Yes, an unpublished Michigan Court of Appeals case suggests that you can.  The name of the case is People v. Ra[i]. In this case, the defendant, Ms. Ra, was visiting the home of her mother. Ms. Ra’s teenage niece was also at the home.  Ms. Ra and her mother were both sitting on the porch watching Ms. Ra’s two-year old daughter play in her car which was parked in front of the house. The niece’s teenage friend showed up and since it was believed that this young woman had beaten up the niece at school earlier, Ms. Ra told her to call her mother to pick her up.  The mother showed up in response to the call and proceed to create a big scene.  Ms. Ra then asked her to leave as well, and this request apparently infuriated the teenager’s mother.  At trial different versions of what happened next were presented by the two parties, but it appears that after the teenager got into her mother’s car, the mother rammed the car into the car in which Ms. Ra’s child was playing.  Ms. Ra then went to her car and retrieved a handgun from the consol.  She then pointed the gun at the other car, demanding that they leave.  The teenager’s mother got out, apparently unafraid, and took pictures of Ms. Ra holding the gun.  She then left, went to the police department, and filed a complaint.  The defendant ended up charged with two felonies; assault with a dangerous weapon (felonious assault), pursuant to MCL § 750.82, and possessing a firearm while committing a felony (felony-firearm), pursuant to MCL § 750.227b.

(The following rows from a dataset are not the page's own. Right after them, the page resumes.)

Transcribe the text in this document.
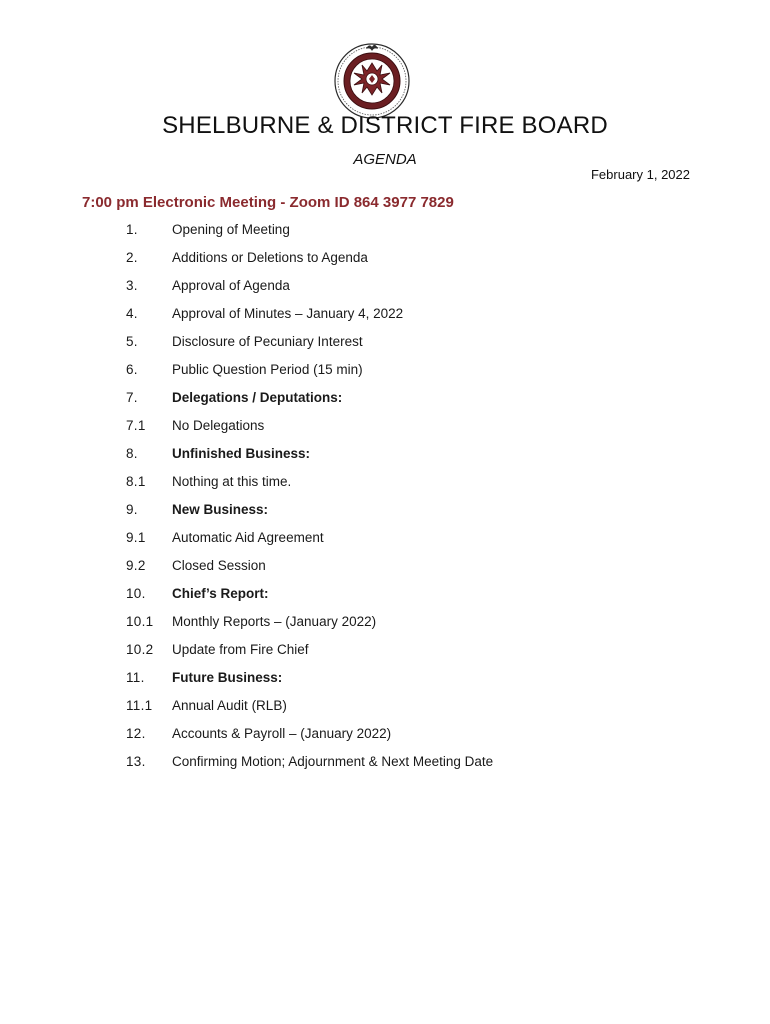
SHELBURNE & DISTRICT FIRE BOARD
AGENDA
February 1, 2022
7:00 pm Electronic Meeting - Zoom ID 864 3977 7829
1.	Opening of Meeting
2.	Additions or Deletions to Agenda
3.	Approval of Agenda
4.	Approval of Minutes – January 4, 2022
5.	Disclosure of Pecuniary Interest
6.	Public Question Period (15 min)
7.	Delegations / Deputations:
7.1	No Delegations
8.	Unfinished Business:
8.1	Nothing at this time.
9.	New Business:
9.1	Automatic Aid Agreement
9.2	Closed Session
10.	Chief’s Report:
10.1	Monthly Reports – (January 2022)
10.2	Update from Fire Chief
11.	Future Business:
11.1	Annual Audit (RLB)
12.	Accounts & Payroll – (January 2022)
13.	Confirming Motion; Adjournment & Next Meeting Date
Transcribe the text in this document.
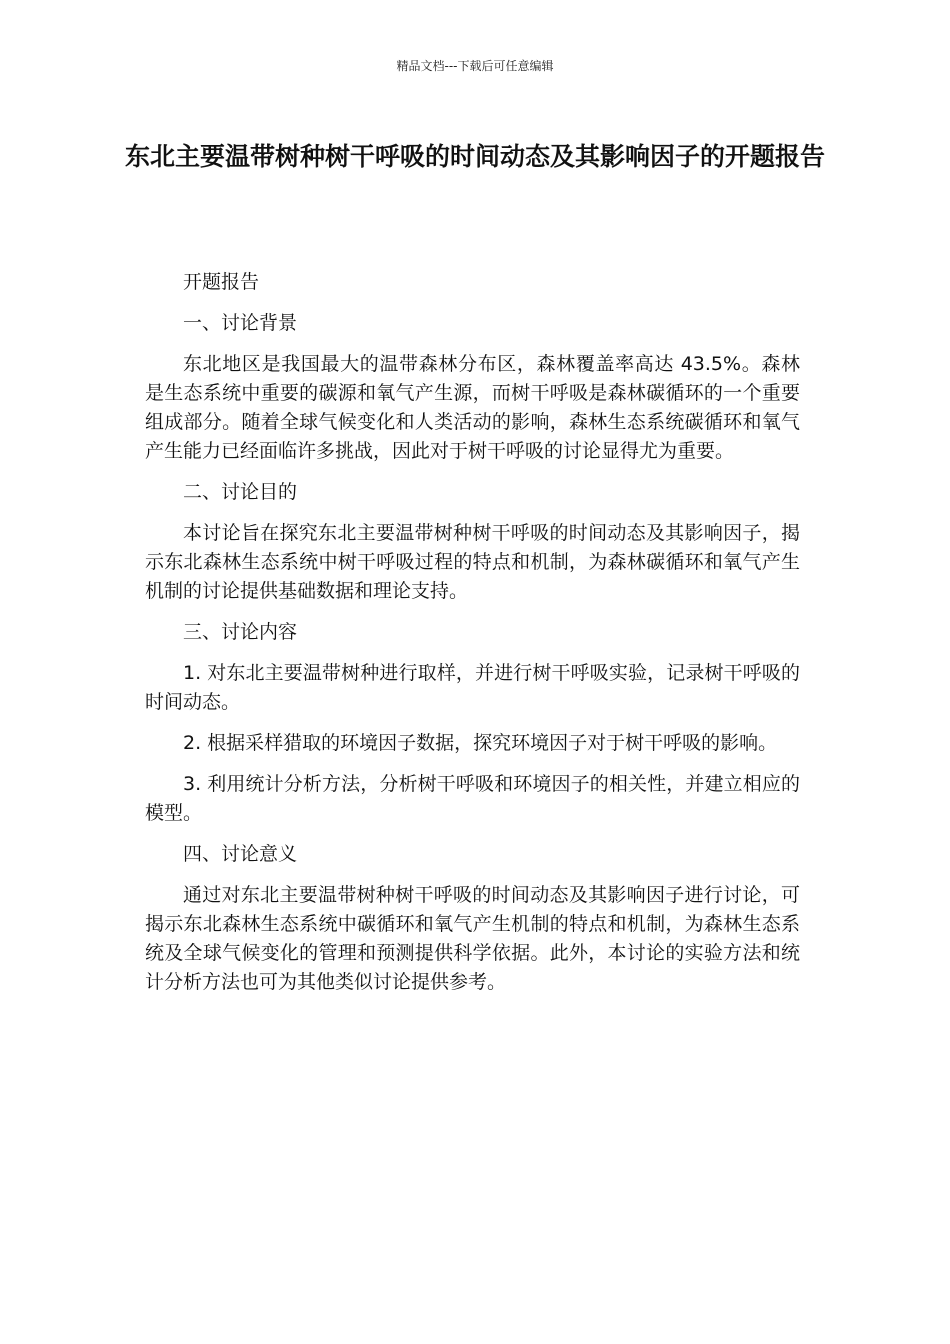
精品文档---下载后可任意编辑
东北主要温带树种树干呼吸的时间动态及其影响因子的开题报告

开题报告

一、讨论背景

东北地区是我国最大的温带森林分布区，森林覆盖率高达 43.5%。森林是生态系统中重要的碳源和氧气产生源，而树干呼吸是森林碳循环的一个重要组成部分。随着全球气候变化和人类活动的影响，森林生态系统碳循环和氧气产生能力已经面临许多挑战，因此对于树干呼吸的讨论显得尤为重要。

二、讨论目的

本讨论旨在探究东北主要温带树种树干呼吸的时间动态及其影响因子，揭示东北森林生态系统中树干呼吸过程的特点和机制，为森林碳循环和氧气产生机制的讨论提供基础数据和理论支持。

三、讨论内容

1. 对东北主要温带树种进行取样，并进行树干呼吸实验，记录树干呼吸的时间动态。

2. 根据采样猎取的环境因子数据，探究环境因子对于树干呼吸的影响。

3. 利用统计分析方法，分析树干呼吸和环境因子的相关性，并建立相应的模型。

四、讨论意义

通过对东北主要温带树种树干呼吸的时间动态及其影响因子进行讨论，可揭示东北森林生态系统中碳循环和氧气产生机制的特点和机制，为森林生态系统及全球气候变化的管理和预测提供科学依据。此外，本讨论的实验方法和统计分析方法也可为其他类似讨论提供参考。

Ms. Ra’s was convicted of both felonies counts at trial, and on appeal her attorney that the trial court erred by refusing to instruct the jury on the use of nondeadly force in self-defense.  Her attorney argued that she used only nondeadly force by pointing her gun at the car, and that the trial court thereby unfairly restricted the circumstances justifying self-defense to whether defendant reasonably feared death or serious bodily harm.  The Court of Appeals agreed and reversed and remanded the case for a new trial.

Self-defense is an affirmative defense that justifies otherwise punishable criminal conduct, and applies when the defendant acted intentionally, but under circumstances that justified her actions. The  use  of  deadly  force  in  self-defense  requires  that  the  defendant  honestly  and reasonably believe that she or another is in danger of being killed or seriously injured, M Crim JI 7.15(3), while the use of nondeadly force in self-defense requires that the defendant honestly and reasonably  believe that  the use of force is  necessary to  protect  herself  or  others  from the imminent unlawful use of force by another.  M Crim JI 7.22(4).  Thus, the use of deadly force in self-defense requires a reasonable belief that the circumstances were more dire than the circumstances necessary to support a use of nondeadly force in self-defense.  The Michigan Self Defense Act does not define “force” or “deadly force.”  The Michigan Supreme Court, however, has applied the term “deadly force” as defined as force used in a circumstance in which the natural, probable, and foreseeable consequence of the act is death. People v Couch, 436 Mich. 414, 428 n 3; 461 NW2d 683 (1990).  In this case the Michigan Court of Appeals held that brandishing a gun, which is essentially the threat of deadly force, is itself non deadly force.  Because Ms. Ra may have honestly and reasonably believed that non-deadly force was necessary to protect her daughter from the imminent use of force by the teenager’s mother, Ms. Ra was entitled to brandish the gun in self-defense.